During the Christmas chaos, I had time to read some history about our county from the book “Past and Present, Nodaway County Missouri, Volume I” which was published in 1910 by BF Bowen & Co., Indianapolis, IN. It is great fun to read about the political and economic climate of yesteryear that happened right outside our back door.

In Chapter XV, my interest peaked. The entire chapter was devoted to county newspapers of that time.
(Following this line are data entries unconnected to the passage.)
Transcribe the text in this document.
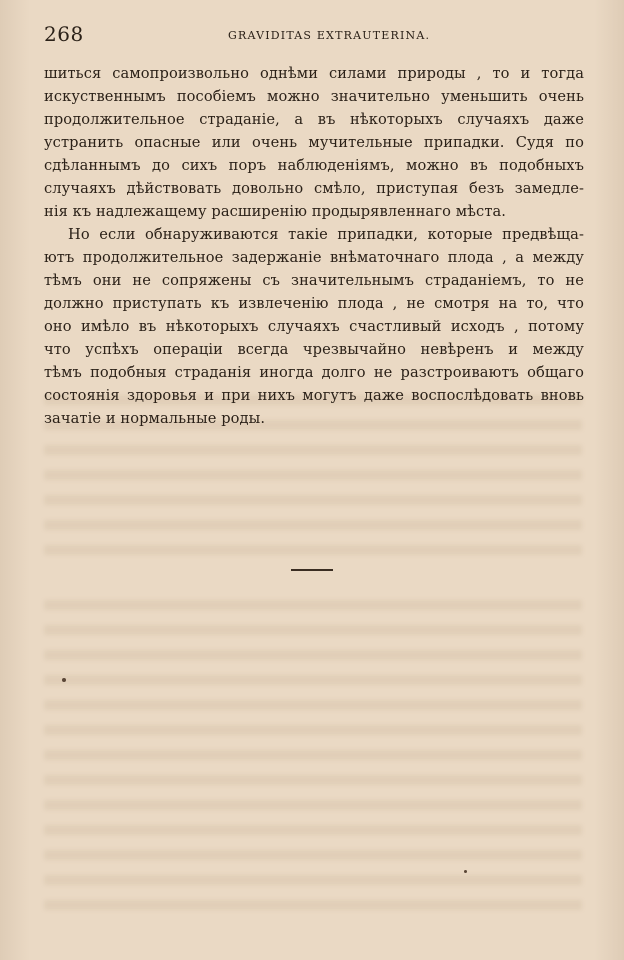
268	GRAVIDITAS EXTRAUTERINA.
шиться самопроизвольно однѣми силами природы , то и тогда
искуственнымъ пособіемъ можно значительно уменьшить очень
продолжительное страданіе, а въ нѣкоторыхъ случаяхъ даже
устранить опасные или очень мучительные припадки. Судя по
сдѣланнымъ до сихъ поръ наблюденіямъ, можно въ подобныхъ
случаяхъ дѣйствовать довольно смѣло, приступая безъ замедле-
нія къ надлежащему расширенію продырявленнаго мѣста.
Но если обнаруживаются такіе припадки, которые предвѣща-
ютъ продолжительное задержаніе внѣматочнаго плода , а между
тѣмъ они не сопряжены съ значительнымъ страданіемъ, то не
должно приступать къ извлеченію плода , не смотря на то, что
оно имѣло въ нѣкоторыхъ случаяхъ счастливый исходъ , потому
что успѣхъ операціи всегда чрезвычайно невѣренъ и между
тѣмъ подобныя страданія иногда долго не разстроиваютъ общаго
состоянія здоровья и при нихъ могутъ даже воспослѣдовать вновь
зачатіе и нормальные роды.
There were quite a few.

Author WL Moorhead told of communities in the county that were playing “no small part” in stimulating “activity along commercial, political, moral, social and educational lines.” I can see so many similarities with his findings and our mission here at the Nodaway News Leader.

He continues, “It has been truly said that ‘the fate of every community is more or less inevitably bound up in its newspapers,’ and Nodaway county has, indeed, been fortunate in having men at the head of her newspapers with progressive ideas – men keen of intellect, clean and competent to act as mouth pieces of their respective communities and these men have worked faithfully and effectively through the years of famine as well as through years of plenty for the public weal, and while many of pioneer editors have fought a good fight and finished the race, their papers and good works live after them.”

While I’m not sure about his gender reference or the idea of a keen intellect, the rest of this thoughts are pretty much right on with our efforts here at the NNL. It is our hope to be a catalyst for change and a vehicle for ideas to be shared and explored.

Moorhead tells of the first weekly newspaper published in the county by EH Snow, Sr., just before the Civil War, that he thinks was called the Banner of Freedom. He notes, “the paper was radical in its views and did not mince words in placing them before the public.”

The demise of this paper was during the Cranor campaign in 1861 when the Confederate Rebels raided Snow’s office, throwing the type cases and other material into the street “in front of the office of Joseph Jackson. It is said that the type and slugs of the office were moulded into bullets and used by the Rebels for ammunition, but this is possibly ‘poetry.’” After the office was destroyed, Snow was told to leave not just Maryville but the state, so he went to Kansas. As a side note, his son went into the newspaper biz and was the editor of the Ottawa Journal and later served as the state printer when the Populist Party controlled Kansas.

The second paper established in the county seat was the Gazette begun by former Governor Albert P. Morehouse in 1866. Morehouse wanted a paper to publish the delinquent tax list and made an investment of $900 to begin the newspaper. He came out in the clear, profiting $590 with the first publication of the past due tax list. This paper was Republican in politics which instituted changes through the years as the politics of the county and Maryville evolved.

Life in Nodaway County is so affected by the printed word in our local newspapers. The coverage of the news, features about our people and places and, of course, the editorial comments found each week here seem to be a regular, common occurrence. But someday, when someone looks back 50 or 100 years from today at past copies of the NNL, I hope they will see the good that our blood, sweat and tears chronicled.